Please know that BHCD, with community partnerships, is funding enhanced services for the 34 chronic residents of WENS to transition them into permanent housing. KATU's report fails to mention this, and that is extremely disappointing.

I was glad to read that you are concerned about homeless issues. I encourage you to support organizations that will find permanent solutions for the homeless.

Sincerely,

Jeremy Van Keuren, Public Advocate
Office of Mayor Tom Potter

(WENS= Women's Emergency Night Shelter; BHCD = Bureau of Housing and Community Development)

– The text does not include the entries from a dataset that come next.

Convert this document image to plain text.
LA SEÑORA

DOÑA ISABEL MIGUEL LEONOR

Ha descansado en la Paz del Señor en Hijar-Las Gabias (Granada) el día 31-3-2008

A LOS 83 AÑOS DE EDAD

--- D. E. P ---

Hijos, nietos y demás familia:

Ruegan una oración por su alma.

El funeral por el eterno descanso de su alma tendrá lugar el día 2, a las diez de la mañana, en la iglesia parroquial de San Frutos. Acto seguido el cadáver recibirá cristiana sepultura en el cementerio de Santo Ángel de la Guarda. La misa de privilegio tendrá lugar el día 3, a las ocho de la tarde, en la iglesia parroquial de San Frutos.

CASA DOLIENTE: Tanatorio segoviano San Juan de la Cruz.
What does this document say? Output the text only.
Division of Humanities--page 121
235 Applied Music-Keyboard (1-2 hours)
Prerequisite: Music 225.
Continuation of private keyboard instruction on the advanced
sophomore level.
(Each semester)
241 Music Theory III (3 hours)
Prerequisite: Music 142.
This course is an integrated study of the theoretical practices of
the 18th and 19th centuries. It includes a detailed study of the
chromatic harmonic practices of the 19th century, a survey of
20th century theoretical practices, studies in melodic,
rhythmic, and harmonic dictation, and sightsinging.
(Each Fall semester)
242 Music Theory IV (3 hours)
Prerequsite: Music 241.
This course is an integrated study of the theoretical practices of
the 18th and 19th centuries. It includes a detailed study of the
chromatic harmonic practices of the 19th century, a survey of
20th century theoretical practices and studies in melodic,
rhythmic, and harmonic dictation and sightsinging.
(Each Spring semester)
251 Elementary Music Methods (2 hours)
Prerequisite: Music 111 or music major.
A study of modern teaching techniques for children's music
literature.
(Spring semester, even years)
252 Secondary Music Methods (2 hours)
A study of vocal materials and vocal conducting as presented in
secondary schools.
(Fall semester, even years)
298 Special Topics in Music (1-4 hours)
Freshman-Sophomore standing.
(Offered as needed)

While this underlines the city's commitment to long term solutions, I feel it neatly sidesteps my point about overlooking urgent short term needs. I don't feel up to engaging Mr Van Keuren on the substance though, since another quick search turned up a Transition Projects report from 2004 (warning, pdf) that shows how little I know about the situation:

In June 2000, our "Women's Reality" report found that on any given night, there were more than 800 homeless single women in the city of Portland, with fewer than 161 beds available to homeless women who were not seeking shelter from domestic violence. While bed availability has expanded slightly in the interim, there is still a dramatic lack of shelter availability for homeless single women in Portland.
Eight hundred. Whoa. If I'd stopped to think about it, I'd have realised the number had to be well over the hundred of my initial guess (grabbed in haste from a website somewhere). I have some reading to do.